You get these values from the URL in your browser when you navigate to the settings of the dataset. Here are examples for each one of the scenarios.

Once you have these keys you are ready to construct your API call to refresh your dataset. The Power BI REST API documentation shows the two different API calls.

Below is an example of the code you would use to refresh a dataset in an App Workspace.

import adal
import requests

authority_url = 'https://login.windows.net/common'
resource_url = 'https://analysis.windows.net/powerbi/api'

client_id = <INSERT CLIENT ID>
username = <INSERT USERNAME>
password = <INSERT PASSWORD>

context = adal.AuthenticationContext(authority=authority_url,
                                     validate_authority=True,
                                     api_version=None)
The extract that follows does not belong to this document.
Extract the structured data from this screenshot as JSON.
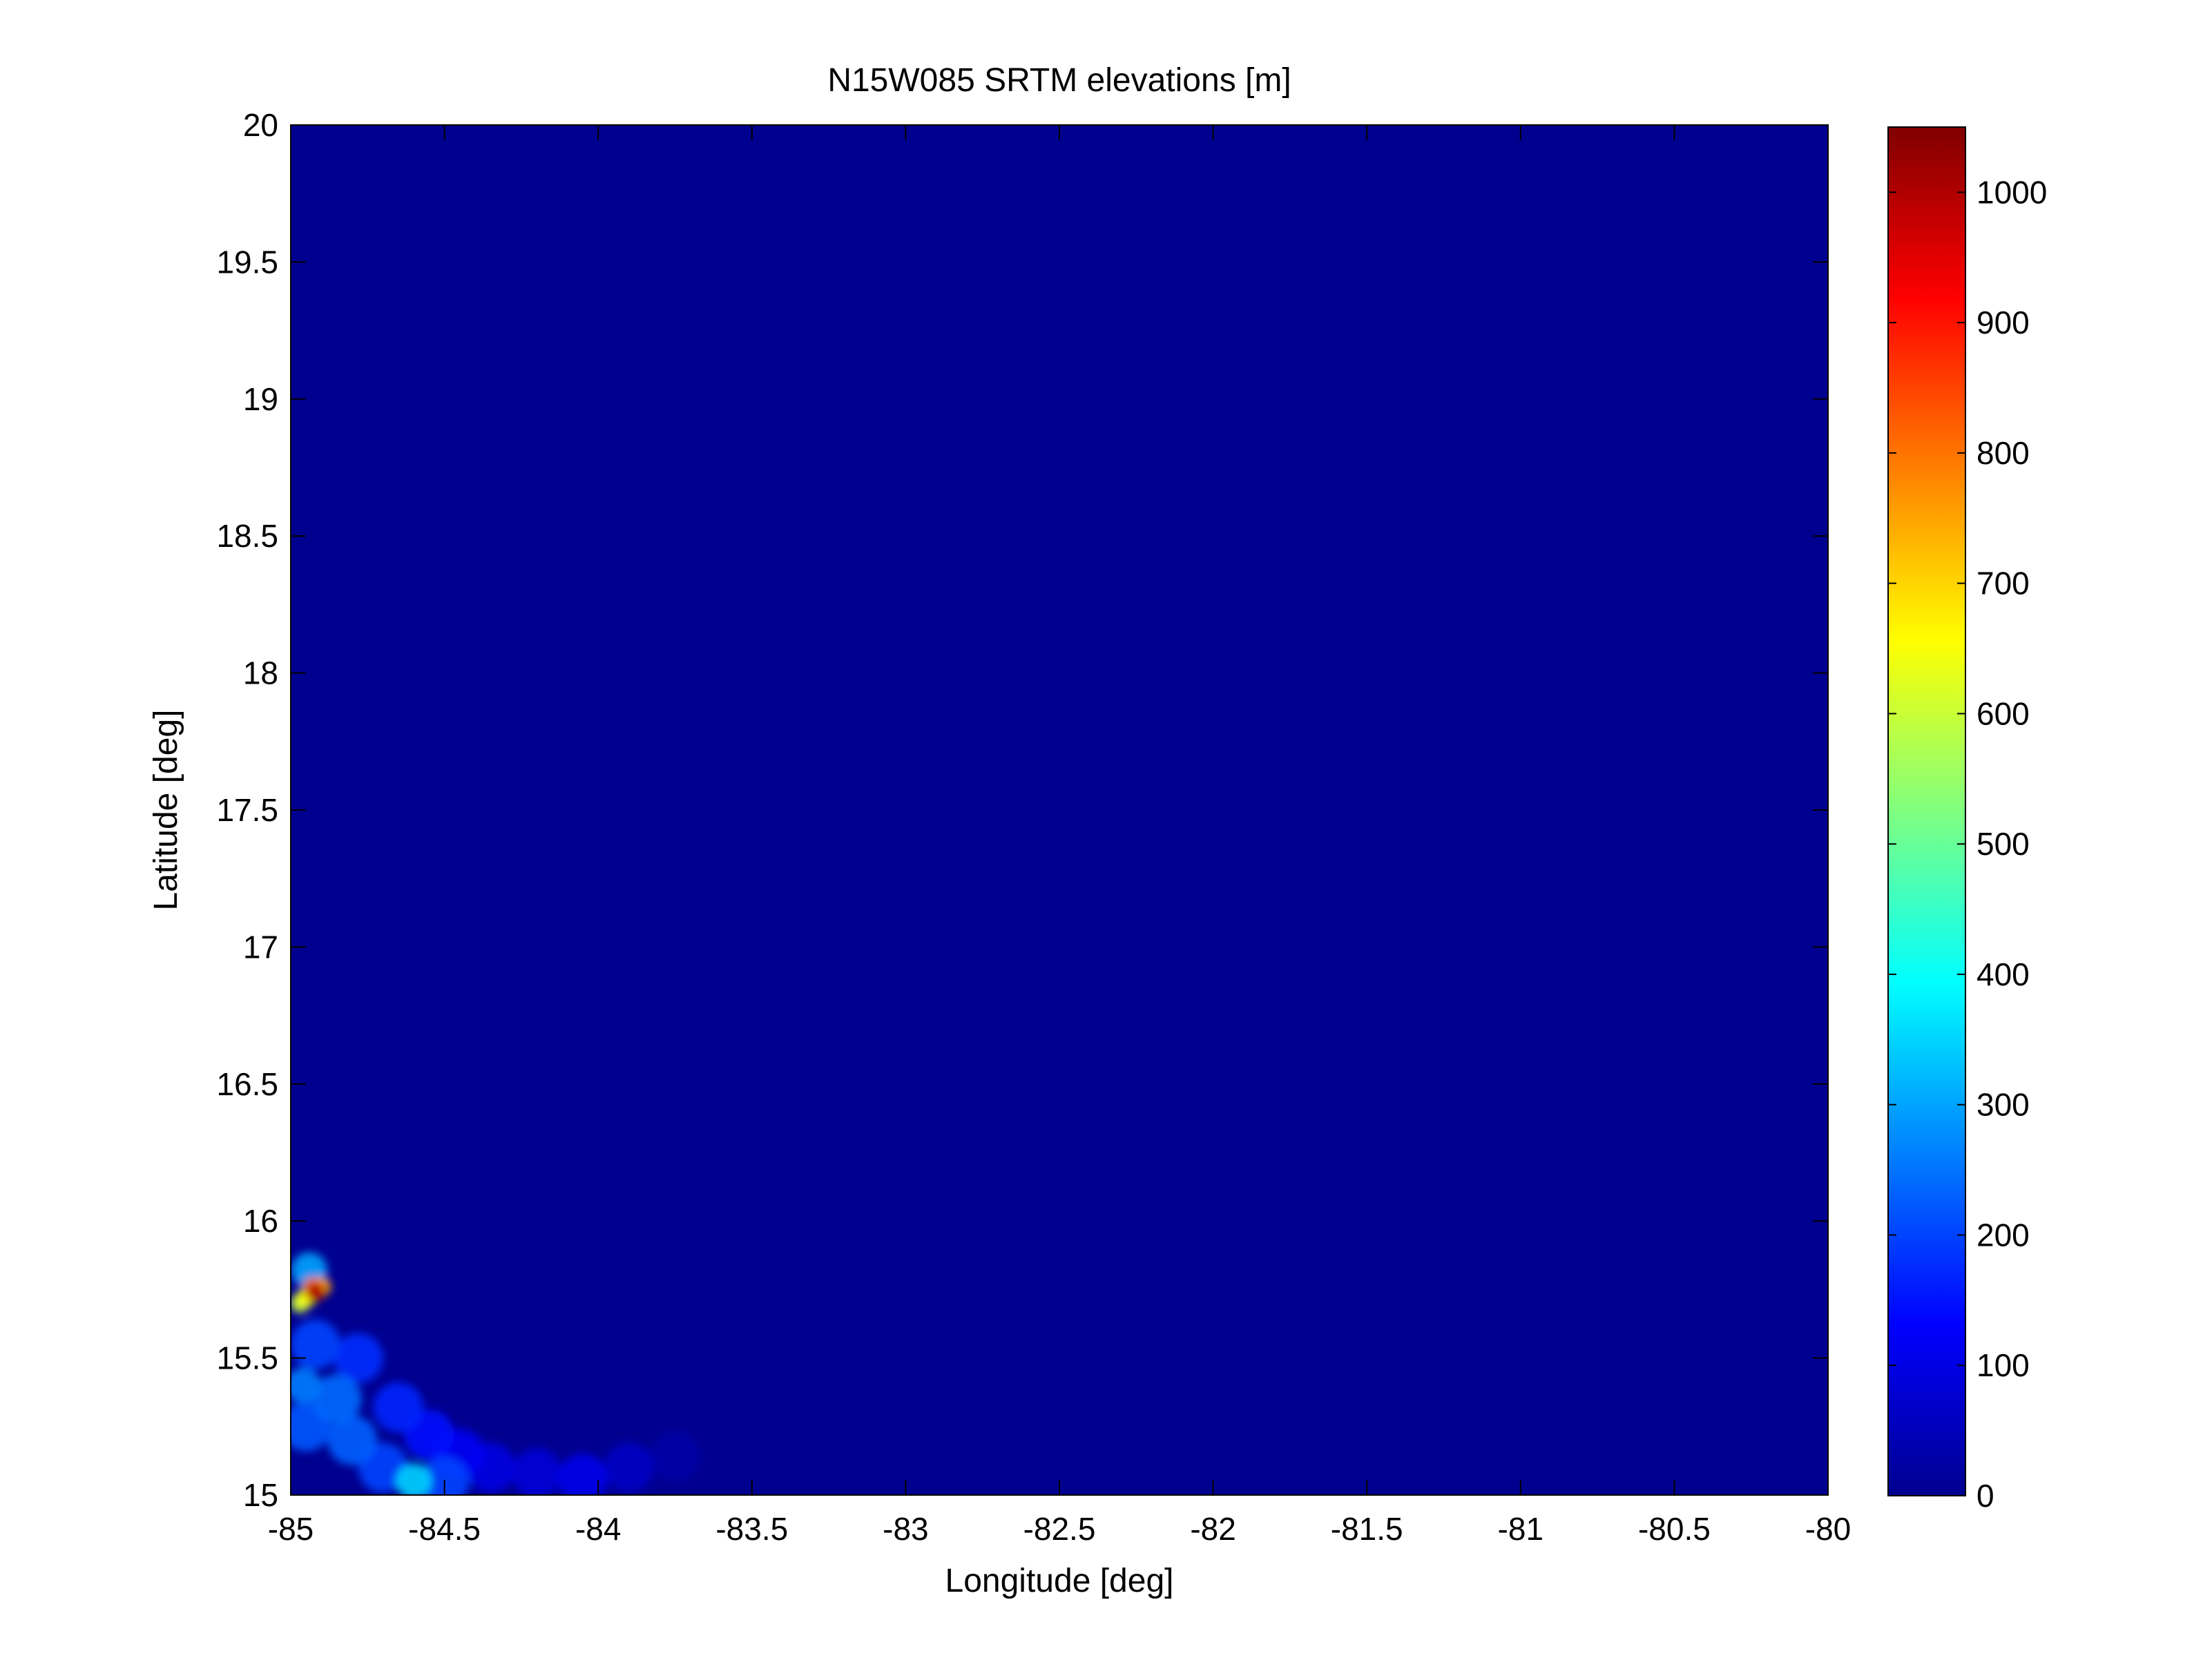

token = context.acquire_token_with_username_password(resource=resource_url,
                                                     client_id=client_id,
                                                     username=username,
                                                     password=password)

access_token = token.get('accessToken')

refresh_url = 'https://api.powerbi.com/v1.0/myorg/groups/<INSERT GROUP ID>/datasets/<INSERT DATASET KEY>/refreshes'

header = {'Authorization': f'Bearer {access_token}'}

r = requests.post(url=refresh_url, headers=header)

r.raise_for_status()

Conclusion

As you can see it is extremely easy to refresh your datasets in Power BI using Python and the Power BI REST API. The most common mistakes people make which account for the majority of forum posts online are:

  1. Register their app as the wrong type, Server-side Web app, instead of the correct type which is Native app.
  2. Not granting the App permissions in the Azure portal using the account in which context it will be running.
  3. Trying to acquire the Azure AD token using client credentials, client id and client secret, instead of acquiring it with a username and password.

By getting the steps right you will have no problem in automating your Power BI tasks with Python or any other programming language you choose to use.